In einer Zeit, als Bands wie Bilderbuch und Wanda die Dialekt-Welle lostraten, dachte ich mir, es wäre schon cool, auf dieser mitzureiten. Dabei war mir wichtig, nichts zu überstürzen und meine Musik wohlüberlegt zu veröffentlichen – es war alles sehr durchdacht.

©Mark Morgan

Welche Vor- oder Nachteile von Dialekt siehst du?

Dialekt bringt viel Authentizität, weil man Dinge genau so sagen kann, wie man sie im echten Leben sagen würde. Es ist auch eine Herausforderung – in Englisch kann man Töne leichter halten, dagegen ist im Dialekt eher schnell die Luft raus. Das ist, was mir persönlich auffällt. Aber ich liebe es, die Energie und Emotion unserer steirischen Mundart einzufangen – man merkt richtig, wie es aus einem raussprudelt.

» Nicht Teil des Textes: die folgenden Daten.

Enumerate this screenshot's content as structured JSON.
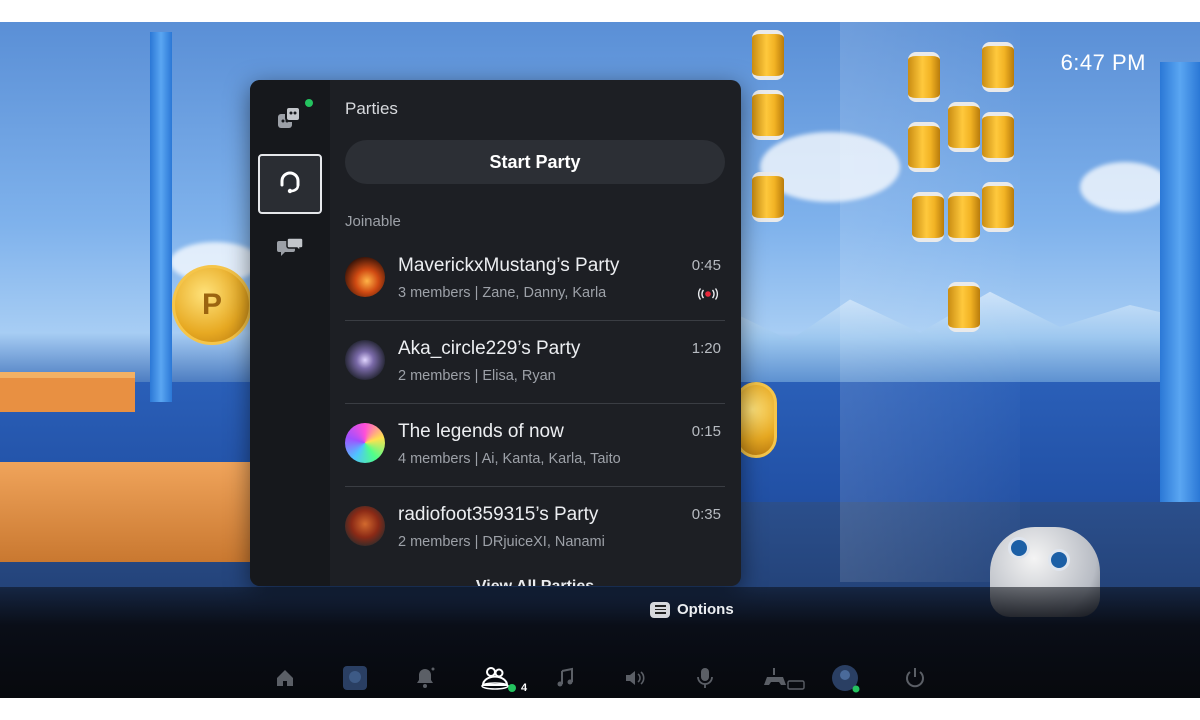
{
  "clock": {
    "time": "6:47 PM"
  },
  "panel": {
    "title": "Parties",
    "start_party_label": "Start Party",
    "section_label": "Joinable",
    "view_all_label": "View All Parties",
    "rail": [
      {
        "icon": "game-base-icon",
        "online": true
      },
      {
        "icon": "headset-icon",
        "selected": true
      },
      {
        "icon": "chat-bubbles-icon"
      }
    ],
    "parties": [
      {
        "name": "MaverickxMustang’s Party",
        "members": "3 members",
        "names": "Zane, Danny, Karla",
        "time": "0:45",
        "live": true,
        "avatar_color": "#c4491c"
      },
      {
        "name": "Aka_circle229’s Party",
        "members": "2 members",
        "names": "Elisa, Ryan",
        "time": "1:20",
        "live": false,
        "avatar_color": "#6a5a8c"
      },
      {
        "name": "The legends of now",
        "members": "4 members",
        "names": "Ai, Kanta, Karla, Taito",
        "time": "0:15",
        "live": false,
        "avatar_color": "#b25ad9"
      },
      {
        "name": "radiofoot359315’s Party",
        "members": "2 members",
        "names": "DRjuiceXI, Nanami",
        "time": "0:35",
        "live": false,
        "avatar_color": "#8b2a16"
      }
    ],
    "separator": "|"
  },
  "options_hint": {
    "label": "Options"
  },
  "control_center": {
    "party_count": "4",
    "icons": [
      "home-icon",
      "game-thumbnail-icon",
      "notifications-icon",
      "game-base-icon",
      "music-icon",
      "sound-icon",
      "mic-icon",
      "accessories-icon",
      "profile-avatar-icon",
      "power-icon"
    ]
  },
  "colors": {
    "online": "#24c35f",
    "live": "#e8273a",
    "panel_bg": "#1d1f24"
  }
}
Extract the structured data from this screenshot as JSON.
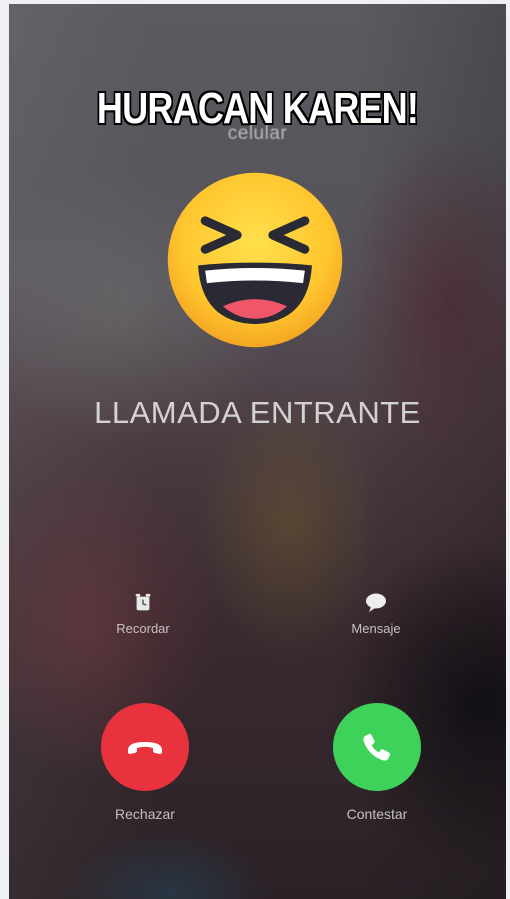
{
  "call": {
    "caller_name": "HURACAN KAREN!",
    "caller_subtitle": "celular",
    "status": "LLAMADA ENTRANTE"
  },
  "actions": {
    "remind_label": "Recordar",
    "message_label": "Mensaje"
  },
  "buttons": {
    "decline_label": "Rechazar",
    "answer_label": "Contestar"
  },
  "icons": {
    "emoji": "laughing-face-icon",
    "remind": "alarm-clock-icon",
    "message": "speech-bubble-icon",
    "decline": "hang-up-phone-icon",
    "answer": "phone-icon"
  },
  "colors": {
    "decline": "#e8333f",
    "answer": "#3fd25a",
    "emoji_yellow": "#ffcc33"
  }
}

Euer Debütalbum habt ihr komplett DIY produziert. Welche Herausforderungen gab es dabei?

Die DIY-Produktion unseres Debütalbums war klarerweise als Ganzes eine Herausforderung, da wir ohne Labelunterstützung alles selbst gestemmt haben  – von der Organisation über die Finanzierung bis hin zum Marketing. Mit Daniel Vitar als Tontechniker konnten wir unsere Vision dann genau verwirklichen – viel Arbeit war es trotzdem.

Welche Aufgabe würdest du am liebsten abgeben?

Besonders Promotion auf Social Media war für mich Neuland und erforderte eine harte Eingewöhnungsphase – die noch immer anhält. Social Media ist für mich ein notwendiges Übel in der heutigen Musiklandschaft. Gestern hatte ich ein spannendes Gespräch darüber, dass Ereignisse scheinbar keine Relevanz haben, wenn sie nicht geteilt werden – ein wirklich interessanter und nicht allzu schöner Ansatz. Für uns bleibt es eine Gratwanderung, die Präsenz auf Social Media zu wahren, ohne dass es unsere kreative Energie zu sehr beansprucht. Trotz der vielen Hüte, die wir tragen müssen, wird die Musik immer unsere Hauptpriorität sein. 

©Mark Morgan

Du hast eine klare Vision für HUAT. Wie gehst du das Teambuilding an und wie stellst du sicher, dass alle Bandmitglieder deine Vision teilen?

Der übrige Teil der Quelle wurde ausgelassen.